Wednesday, May 22, 2013

Shrimp and Zucchini Pasta with Pesto

Sometimes there are those nights during the week that I just don't want to cook (I say during the week, because I never want to cook during the weekend, besides maybe breakfast on Saturday). Whether it be a long day at work, or a long workout after work, spending a half hour to hour cooking a meal can seem tedious. That's usually when the "Amy's Organic" frozen pizza gets taken out of the fridge.


However, there are some recipes that are so quick and easy that they don't seem burdensome on even the most lethargic of an evening. One of those recipes is the one I am going to share with you today: Shrimp and Zucchini Pasta with Pesto. It is so easy, it seemed fruitless to take pictures of all the steps.
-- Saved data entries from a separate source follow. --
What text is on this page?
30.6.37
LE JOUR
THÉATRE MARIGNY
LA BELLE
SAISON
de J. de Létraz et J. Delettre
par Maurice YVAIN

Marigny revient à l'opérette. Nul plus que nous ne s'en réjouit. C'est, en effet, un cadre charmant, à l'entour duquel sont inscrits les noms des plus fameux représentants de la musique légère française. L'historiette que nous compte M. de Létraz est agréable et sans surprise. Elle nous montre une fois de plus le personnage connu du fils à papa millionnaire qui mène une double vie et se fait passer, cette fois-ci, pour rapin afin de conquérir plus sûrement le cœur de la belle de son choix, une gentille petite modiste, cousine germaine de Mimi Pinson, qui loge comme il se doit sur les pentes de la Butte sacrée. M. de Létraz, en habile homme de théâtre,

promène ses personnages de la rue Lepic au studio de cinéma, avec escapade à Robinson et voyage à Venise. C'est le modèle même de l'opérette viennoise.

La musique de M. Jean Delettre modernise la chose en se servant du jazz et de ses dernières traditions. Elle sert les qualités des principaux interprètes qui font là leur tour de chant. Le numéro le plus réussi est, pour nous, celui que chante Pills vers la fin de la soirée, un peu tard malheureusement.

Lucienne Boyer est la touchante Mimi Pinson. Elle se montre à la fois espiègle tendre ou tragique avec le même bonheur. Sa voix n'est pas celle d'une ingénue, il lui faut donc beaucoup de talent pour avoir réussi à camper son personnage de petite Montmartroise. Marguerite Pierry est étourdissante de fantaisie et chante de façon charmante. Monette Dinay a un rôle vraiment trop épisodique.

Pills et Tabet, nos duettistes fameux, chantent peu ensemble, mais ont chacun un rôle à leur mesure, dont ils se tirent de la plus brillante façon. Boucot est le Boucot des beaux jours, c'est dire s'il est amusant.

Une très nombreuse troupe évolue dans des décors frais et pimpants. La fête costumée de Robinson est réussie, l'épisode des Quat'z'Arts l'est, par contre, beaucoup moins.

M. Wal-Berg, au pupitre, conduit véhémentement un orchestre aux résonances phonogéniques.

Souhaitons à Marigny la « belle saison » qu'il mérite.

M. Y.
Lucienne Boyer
Or, it was one of my sluggish nights, and I was too sluggish to take pictures of all the steps.

Shrimp and Zucchini Pasta with Pesto
Slightly adapted from Kath Eats Real Food

1/2 lb peeled shrimp
4 oz whole wheat pasta (I used farfalle, but the original recipe called for angel hair)
1 zucchini, chopped
1/3 cup prepared pesto sauce
2 Tbs. olive oil
*The original recipe also added 1 chopped bell pepper, which I left out because my husband is not a fan. If you are a fan, that is an optional addition.

Cook the pasta according to the package. Heat skillet over medium high heat, and add 1 Tbs. olive oil. Add the shrimp and cook until brown. Remove from pan.

Add the rest of the olive oil and cook the zucchini until tender. In a separate bowl, combine all the ingredients and toss with the pesto.